The Snapchat app has been all the rage on iOS, so much that Facebook even tried to clone its functionality in their “Poke” app. Unfortunately for Facebook, which hasn’t shown that much innovation lately, just copying a competitor’s functionality is not enough to make it popular.
Snapchat has also launched on Android a few months agp, when they announced that their users have taken over 1 billion “snaps” of themselves, and they’re now probably over the 2 billion mark. In December they’ve launched video messaging for its iOS app, but now they’re going to add that to the Android version, too, although only for the private beta version right now.
As you probably already know, Snapchat is an app that takes private sharing very seriously. You can share photos and videos (now for the Android version, too) with friends, but then they can self-destruct, after a number of seconds or minutes that you set-up. This is to ensure that the photo or video you are sharing remains private, and is not going to be sent to others, or worse: made public.
Apparently there are a lot of people, especially teens who really like this functionality. This should be the same type of teens from a new generation that don’t like Facebook, and prefer something a lot more private, which makes me wonder if new generations are going to care a lot more about privacy than the “Facebook generation”. I think that can only be a good thing, as companies and governments, too, are now abusing people’s data that they give to these sort of sites.

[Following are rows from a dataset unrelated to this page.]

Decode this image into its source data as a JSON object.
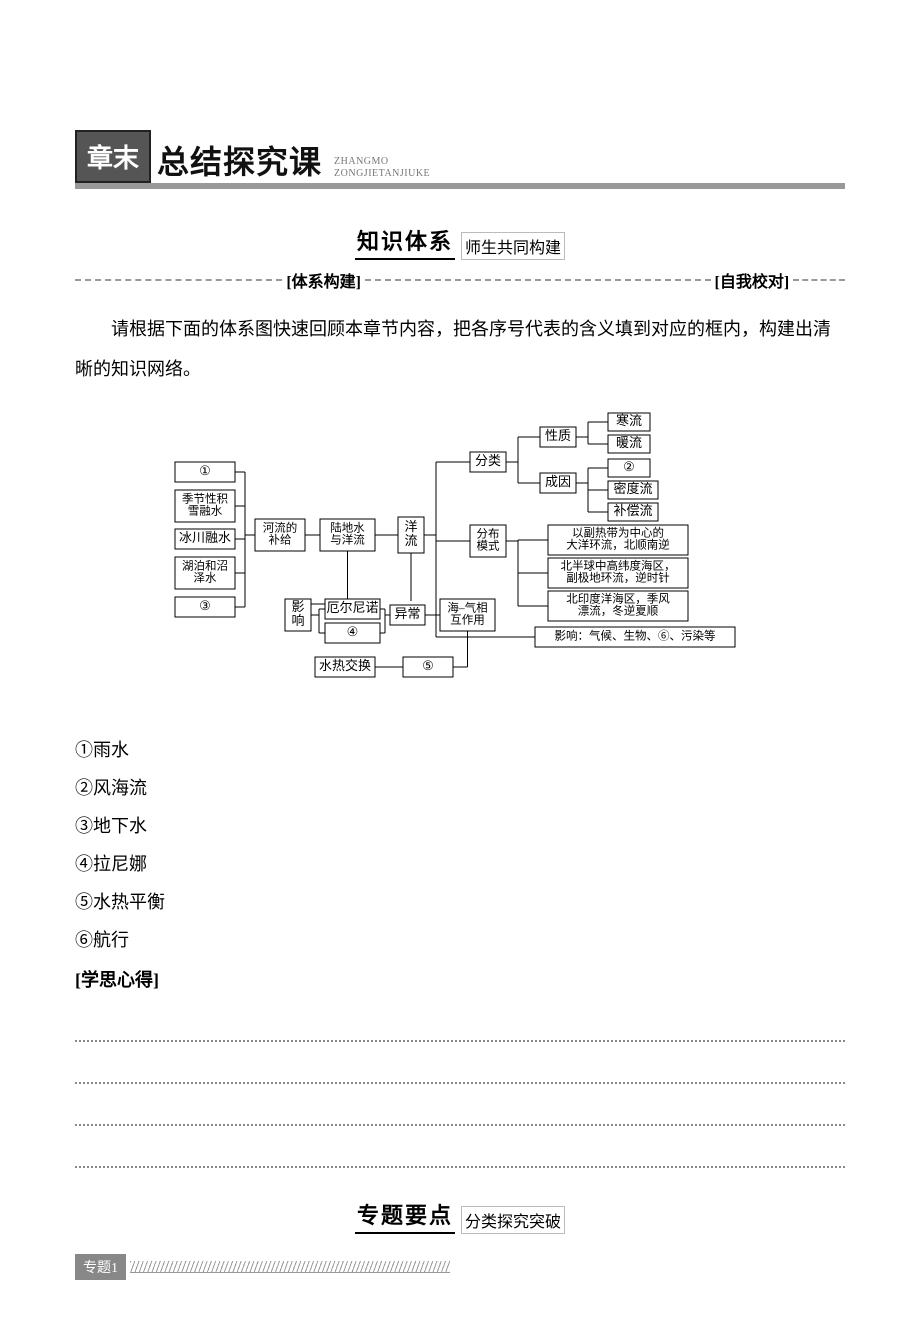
{
  "colors": {
    "banner_bg": "#555555",
    "banner_border": "#222222",
    "underline": "#999999",
    "dotted": "#888888",
    "text": "#111111"
  },
  "title": {
    "badge": "章末",
    "text": "总结探究课",
    "pinyin_line1": "ZHANGMO",
    "pinyin_line2": "ZONGJIETANJIUKE"
  },
  "section1": {
    "main": "知识体系",
    "sub": "师生共同构建",
    "left_label": "[体系构建]",
    "right_label": "[自我校对]"
  },
  "intro": "请根据下面的体系图快速回顾本章节内容，把各序号代表的含义填到对应的框内，构建出清晰的知识网络。",
  "concept_map": {
    "type": "tree",
    "background": "#ffffff",
    "node_fill": "#ffffff",
    "node_stroke": "#000000",
    "font_size": 13,
    "nodes": {
      "n1": "①",
      "seasonal": "季节性积\n雪融水",
      "glacier": "冰川融水",
      "lake": "湖泊和沼\n泽水",
      "n3": "③",
      "river_supply": "河流的\n补给",
      "land_water": "陆地水\n与洋流",
      "influence": "影\n响",
      "elnino": "厄尔尼诺",
      "n4": "④",
      "heat_exchange": "水热交换",
      "n5": "⑤",
      "ocean_current": "洋\n流",
      "anomaly": "异常",
      "sea_air": "海–气相\n互作用",
      "classify": "分类",
      "distribution": "分布\n模式",
      "nature": "性质",
      "cause": "成因",
      "cold": "寒流",
      "warm": "暖流",
      "n2": "②",
      "density": "密度流",
      "compensate": "补偿流",
      "gyre1": "以副热带为中心的\n大洋环流，北顺南逆",
      "gyre2": "北半球中高纬度海区，\n副极地环流，逆时针",
      "gyre3": "北印度洋海区，季风\n漂流，冬逆夏顺",
      "effect": "影响：气候、生物、⑥、污染等"
    }
  },
  "answers": [
    "①雨水",
    "②风海流",
    "③地下水",
    "④拉尼娜",
    "⑤水热平衡",
    "⑥航行"
  ],
  "notes_heading": "[学思心得]",
  "note_line_count": 4,
  "section2": {
    "main": "专题要点",
    "sub": "分类探究突破"
  },
  "topic1_label": "专题1"
}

So it makes sense that in the future we might need people and services that takes privacy a lot more seriously.
Snapchat introduced the video capability for its private beta version of the Android app, but I find it pretty strange that they didn’t even let people download the private beta app for even a day, as it seems their download link has already expired. But if it’s indeed beta, we’re probably weeks away from a launch, so you shouldn’t have to wait much more for it.